REPUBLIKA.CO.ID, JAKARTA - Kementerian Pertanian di bawah kepemimpinan Amran Sulaiman diminta untuk bisa menghalau skema monopoli yang berkuasa di ramah industri perkebunan Indonesia. WALHI secara khusus meminta Kementan untuk memperketat perizinan untuk perusahaan perkebunan dalam diskusi bersama ICW, Ahad (2/11).
"Hukumnya adalah ketika monopoli terus terjadi di sektor penguasaan sumberdaya alam, maka akan terus terjadi yang disebut problem pemerasan tanah, konflik agraria.

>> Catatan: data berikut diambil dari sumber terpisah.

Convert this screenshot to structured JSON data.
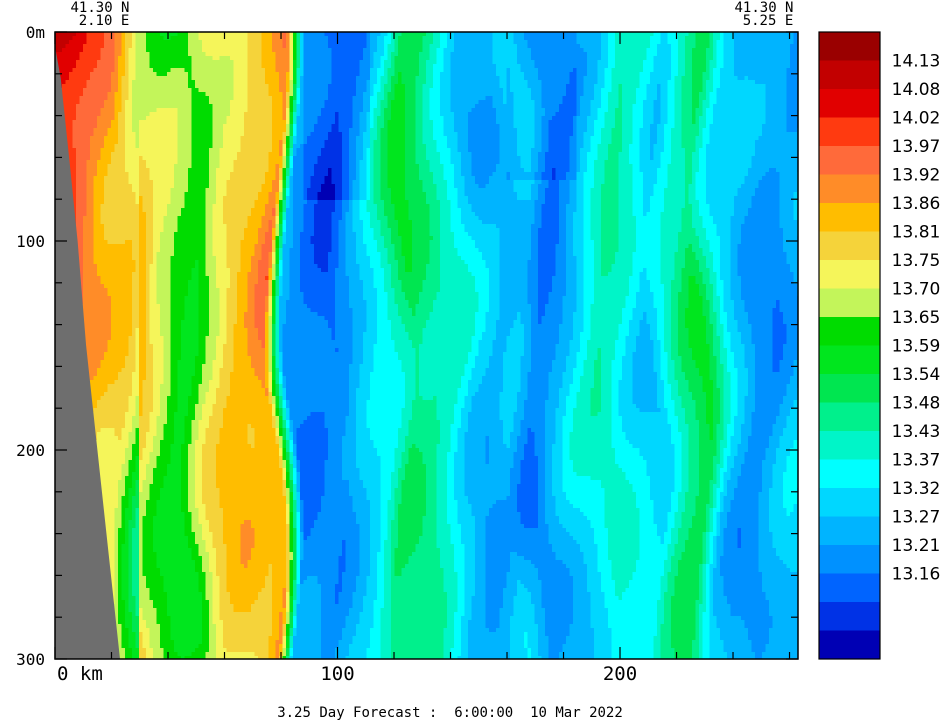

Pasti juga akan terjadi kekerasan, intimadisi, dan kriminalisasi," jelas Kurniawan selaku Koordinator Kampanye WALHI.
Kurniawan menambahkan, adanya Peraturan Menteri Pertanian no 98 tahun 2013 tentang pengurusan izin usaha perkebunan justru dianggap melemahkan posisi pengusaha kecil. "Yang di mana dalam permen tan ini jadi regulasi yang sangat permisif terhadap penguasa skala besar dan korporasi skala besar," lanjut Kurniawan.
Hal yang mendesak yang harus dilakukan Menteri Pertanian, menurut Kurniawan, adalah bagaimana meningkatkan produksi lokal. "Kalau masih ada monopolisasi maka akan jadi penghalang, tradisi masyarakat kita, masyarakat yang multi kultur dipaksa jadi monokultur," lanjut Kurniawan.

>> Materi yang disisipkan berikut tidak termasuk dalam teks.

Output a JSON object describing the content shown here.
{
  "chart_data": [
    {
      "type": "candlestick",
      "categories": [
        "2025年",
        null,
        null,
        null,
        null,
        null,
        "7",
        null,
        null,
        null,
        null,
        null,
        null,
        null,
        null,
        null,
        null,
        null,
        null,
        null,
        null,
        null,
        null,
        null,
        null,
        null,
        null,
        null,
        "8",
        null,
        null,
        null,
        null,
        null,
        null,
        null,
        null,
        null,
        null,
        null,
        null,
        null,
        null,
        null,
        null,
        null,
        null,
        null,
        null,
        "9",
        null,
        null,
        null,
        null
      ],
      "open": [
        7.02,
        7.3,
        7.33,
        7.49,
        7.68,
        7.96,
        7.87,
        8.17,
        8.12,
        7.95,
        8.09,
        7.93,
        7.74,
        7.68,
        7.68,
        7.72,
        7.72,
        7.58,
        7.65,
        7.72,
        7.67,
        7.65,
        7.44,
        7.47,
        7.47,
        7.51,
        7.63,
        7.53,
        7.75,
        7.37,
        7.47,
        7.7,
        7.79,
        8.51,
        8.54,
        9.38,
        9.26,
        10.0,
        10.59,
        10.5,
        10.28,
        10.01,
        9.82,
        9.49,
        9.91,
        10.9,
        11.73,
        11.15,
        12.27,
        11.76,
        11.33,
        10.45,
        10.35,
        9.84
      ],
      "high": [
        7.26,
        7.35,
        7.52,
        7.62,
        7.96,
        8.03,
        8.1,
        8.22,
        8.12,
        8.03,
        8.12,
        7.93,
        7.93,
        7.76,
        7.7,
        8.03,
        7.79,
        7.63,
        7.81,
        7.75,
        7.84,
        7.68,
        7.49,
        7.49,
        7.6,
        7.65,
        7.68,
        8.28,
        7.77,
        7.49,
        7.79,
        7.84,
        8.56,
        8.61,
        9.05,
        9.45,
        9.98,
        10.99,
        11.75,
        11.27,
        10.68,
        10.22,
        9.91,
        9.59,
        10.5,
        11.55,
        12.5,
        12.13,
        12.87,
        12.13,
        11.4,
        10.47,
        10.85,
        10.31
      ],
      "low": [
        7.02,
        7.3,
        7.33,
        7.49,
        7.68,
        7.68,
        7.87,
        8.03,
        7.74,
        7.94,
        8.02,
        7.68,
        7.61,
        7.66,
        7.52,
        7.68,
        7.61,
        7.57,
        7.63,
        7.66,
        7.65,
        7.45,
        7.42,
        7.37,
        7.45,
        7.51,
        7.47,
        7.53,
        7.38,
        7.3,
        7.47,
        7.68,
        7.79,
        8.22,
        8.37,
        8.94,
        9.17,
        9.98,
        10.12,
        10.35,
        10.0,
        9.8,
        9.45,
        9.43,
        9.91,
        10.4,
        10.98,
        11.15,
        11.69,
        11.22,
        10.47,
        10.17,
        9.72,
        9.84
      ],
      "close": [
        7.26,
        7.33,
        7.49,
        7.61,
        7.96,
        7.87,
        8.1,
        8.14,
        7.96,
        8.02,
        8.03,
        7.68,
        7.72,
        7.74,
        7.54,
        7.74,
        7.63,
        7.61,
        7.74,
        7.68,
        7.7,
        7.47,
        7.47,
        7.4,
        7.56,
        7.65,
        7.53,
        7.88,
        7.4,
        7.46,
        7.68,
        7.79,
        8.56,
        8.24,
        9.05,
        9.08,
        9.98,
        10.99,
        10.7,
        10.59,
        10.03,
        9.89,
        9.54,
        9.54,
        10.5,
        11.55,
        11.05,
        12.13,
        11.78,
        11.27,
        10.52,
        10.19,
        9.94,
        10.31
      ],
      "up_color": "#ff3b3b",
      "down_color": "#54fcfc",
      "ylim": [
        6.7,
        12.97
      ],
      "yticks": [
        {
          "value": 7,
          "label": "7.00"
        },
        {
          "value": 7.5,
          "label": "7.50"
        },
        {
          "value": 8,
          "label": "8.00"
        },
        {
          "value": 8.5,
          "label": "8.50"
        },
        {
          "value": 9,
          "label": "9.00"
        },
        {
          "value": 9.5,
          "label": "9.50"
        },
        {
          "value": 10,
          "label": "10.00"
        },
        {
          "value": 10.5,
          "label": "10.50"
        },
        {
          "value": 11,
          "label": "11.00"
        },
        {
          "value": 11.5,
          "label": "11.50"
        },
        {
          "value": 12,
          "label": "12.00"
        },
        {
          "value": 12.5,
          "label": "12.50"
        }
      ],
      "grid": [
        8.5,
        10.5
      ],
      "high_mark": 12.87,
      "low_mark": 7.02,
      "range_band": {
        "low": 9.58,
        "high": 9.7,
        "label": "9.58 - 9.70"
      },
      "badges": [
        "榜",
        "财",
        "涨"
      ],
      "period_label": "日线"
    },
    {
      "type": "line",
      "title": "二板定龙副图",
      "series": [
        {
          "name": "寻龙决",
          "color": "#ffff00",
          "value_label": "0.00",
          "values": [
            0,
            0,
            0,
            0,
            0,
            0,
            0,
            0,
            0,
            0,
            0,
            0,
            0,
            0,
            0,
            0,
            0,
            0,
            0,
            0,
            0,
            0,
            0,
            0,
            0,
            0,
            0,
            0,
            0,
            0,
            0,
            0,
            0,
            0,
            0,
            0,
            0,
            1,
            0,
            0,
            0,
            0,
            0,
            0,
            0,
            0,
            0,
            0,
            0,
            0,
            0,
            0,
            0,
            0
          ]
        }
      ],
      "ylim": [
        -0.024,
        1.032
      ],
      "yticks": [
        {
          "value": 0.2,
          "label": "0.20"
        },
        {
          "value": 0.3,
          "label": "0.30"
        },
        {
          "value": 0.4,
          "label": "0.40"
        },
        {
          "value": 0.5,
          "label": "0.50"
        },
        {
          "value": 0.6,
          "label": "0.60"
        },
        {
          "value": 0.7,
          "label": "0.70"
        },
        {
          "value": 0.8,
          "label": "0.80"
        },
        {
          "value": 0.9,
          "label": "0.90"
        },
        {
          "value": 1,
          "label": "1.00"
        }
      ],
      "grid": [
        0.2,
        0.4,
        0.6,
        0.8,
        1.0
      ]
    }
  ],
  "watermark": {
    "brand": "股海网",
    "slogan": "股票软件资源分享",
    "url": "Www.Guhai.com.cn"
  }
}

Kurniawan mencontohkan, untuk sawit, di satu provinsi sebuah korporasi besar bisa mendapat maksimal 100 ribu hektar untuk satu grup perusahaan di satu provinsi. "Kecuali Papua yang bisa mendapat 200 ribu hektar. Dan itu semua hanya kebijakan soal pengurusan izin terhadap korporasi skala besar," jelas Kurniawan.
WALHI sekali lagi mempertanyakan keberanian Kementan baru. "Mampukah kementan berani melawan? Kalau tidak, kita bisa bayangkan kementan akan mengekor saja dalam kabinet bersatu." tutur dia. Langkah strategis yang bisa dilakukan dalam waktu dekat, pertama soal proteksi terhadap hak hak masyarakat dan petani yang kemudian diarahkan untuk peningkatan produksi pertanian.